Adding resize(PadOp) vectorization analysis - Githubissues

NVIDIA / Fuser

A Fusion Code Generator for NVIDIA GPUs (commonly known as "nvFuser")

Other

271 stars 53 forks source link

Adding resize(PadOp) vectorization analysis #3321

Closed jjsjann123 closed 1 week ago

jjsjann123 commented 3 weeks ago

Adding conditional support of reszie in vectorization analysis. This PR allows vectorized load on PadOp directly without using cache load. This PR improves performance of generated kernel.

What's in this PR:

Add propagation rule for resize in vectorization analysis. The propagation rule works as: i. For supported resize: a). project the resize op to the frontier and clear (frontier.begin(), resize_position); b). add projected extent of the new resize op as gcd(id_from, resize_op->leftExpand(), resize_op->rightExpand) ii. For unsupported resize: clear [frontier.begin(), resize_position]; no behavior change.
updating TensorView::cacheAfter to opt-in a set of uses to cache while leaving other uses unchanged. Necessary for cases where inputs are used by PadOp as well as other operation that relies on cached load for vectorization.

Follow up to #3261. Work for supporting rope performance. design doc:

jjsjann123 commented 2 weeks ago

!test

jjsjann123 commented 2 weeks ago

~hmmm. this one isn't functional yet. The vectorize factor isn't computed correctly.~

nvm, had a small typo there. I should really add vectorize factor check in tests first.

Note for myself, still a couple test not working properly: PadAndCacheUses - validation fails here. VectorizePadNonInnermost - vectorization factor is using 4 and the kernel runs correctly. Maybe my own understanding isn't correct. double check the kernel.

jjsjann123 commented 2 weeks ago

!test

naoyam commented 2 weeks ago

!test --pybench

naoyam commented 2 weeks ago

Initiated testing with python benchmarks just in case.

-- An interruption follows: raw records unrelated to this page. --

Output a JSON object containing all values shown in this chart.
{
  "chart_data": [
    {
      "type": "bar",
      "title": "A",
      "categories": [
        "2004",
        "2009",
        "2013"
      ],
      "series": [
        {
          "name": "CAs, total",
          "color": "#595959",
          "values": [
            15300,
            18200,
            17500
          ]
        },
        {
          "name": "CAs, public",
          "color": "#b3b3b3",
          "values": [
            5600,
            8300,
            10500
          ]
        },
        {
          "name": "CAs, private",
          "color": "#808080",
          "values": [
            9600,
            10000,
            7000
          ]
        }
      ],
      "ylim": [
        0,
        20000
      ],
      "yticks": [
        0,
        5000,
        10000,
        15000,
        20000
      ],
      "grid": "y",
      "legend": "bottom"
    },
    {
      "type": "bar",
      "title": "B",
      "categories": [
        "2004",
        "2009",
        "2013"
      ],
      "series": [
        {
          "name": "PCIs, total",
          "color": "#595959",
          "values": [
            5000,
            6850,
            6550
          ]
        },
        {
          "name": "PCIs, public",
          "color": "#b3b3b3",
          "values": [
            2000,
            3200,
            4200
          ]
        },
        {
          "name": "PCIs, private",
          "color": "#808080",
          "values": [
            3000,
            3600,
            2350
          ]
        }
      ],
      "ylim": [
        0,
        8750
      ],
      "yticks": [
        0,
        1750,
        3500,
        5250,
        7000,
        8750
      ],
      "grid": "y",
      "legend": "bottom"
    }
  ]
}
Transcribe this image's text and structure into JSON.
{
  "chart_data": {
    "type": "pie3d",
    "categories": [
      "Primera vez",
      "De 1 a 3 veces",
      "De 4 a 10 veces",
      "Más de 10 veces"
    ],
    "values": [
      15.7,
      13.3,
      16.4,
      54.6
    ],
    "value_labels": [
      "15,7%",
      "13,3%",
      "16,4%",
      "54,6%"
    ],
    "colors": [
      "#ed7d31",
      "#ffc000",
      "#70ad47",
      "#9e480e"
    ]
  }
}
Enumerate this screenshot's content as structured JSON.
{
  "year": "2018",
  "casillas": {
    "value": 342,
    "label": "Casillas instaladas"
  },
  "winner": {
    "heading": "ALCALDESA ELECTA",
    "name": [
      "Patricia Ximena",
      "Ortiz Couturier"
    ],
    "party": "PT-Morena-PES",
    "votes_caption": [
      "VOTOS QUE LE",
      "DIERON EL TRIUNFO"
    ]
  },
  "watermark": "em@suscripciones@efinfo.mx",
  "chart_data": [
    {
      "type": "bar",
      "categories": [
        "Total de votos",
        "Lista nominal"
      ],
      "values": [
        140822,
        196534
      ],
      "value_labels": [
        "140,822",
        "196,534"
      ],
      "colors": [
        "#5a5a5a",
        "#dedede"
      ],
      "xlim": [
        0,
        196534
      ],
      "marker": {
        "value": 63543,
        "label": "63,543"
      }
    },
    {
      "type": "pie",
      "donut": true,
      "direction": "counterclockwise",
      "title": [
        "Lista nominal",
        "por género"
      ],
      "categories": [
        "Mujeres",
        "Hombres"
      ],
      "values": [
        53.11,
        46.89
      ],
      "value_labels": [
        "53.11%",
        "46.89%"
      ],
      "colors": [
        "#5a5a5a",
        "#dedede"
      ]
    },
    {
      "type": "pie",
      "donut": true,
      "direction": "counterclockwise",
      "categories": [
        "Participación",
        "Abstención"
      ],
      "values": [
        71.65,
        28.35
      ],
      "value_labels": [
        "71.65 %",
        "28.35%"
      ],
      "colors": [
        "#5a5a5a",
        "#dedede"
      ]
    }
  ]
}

jjsjann123 commented 2 weeks ago

Thanks, I'll address the issues you brought up as well as running through some real size problem so we get a taste of the perf impact. :bow:

jjsjann123 commented 1 week ago

!test --pybench

jjsjann123 commented 1 week ago

!test --pybench

jjsjann123 commented 1 week ago

Did a quick look at the perf. The end-2-end time looks very noisy. I'm a bit unsure about my measuring script so instead just did a nsys on the kernel time.

On A100 80GB PCIe, peak bandwidth is 2TB/s.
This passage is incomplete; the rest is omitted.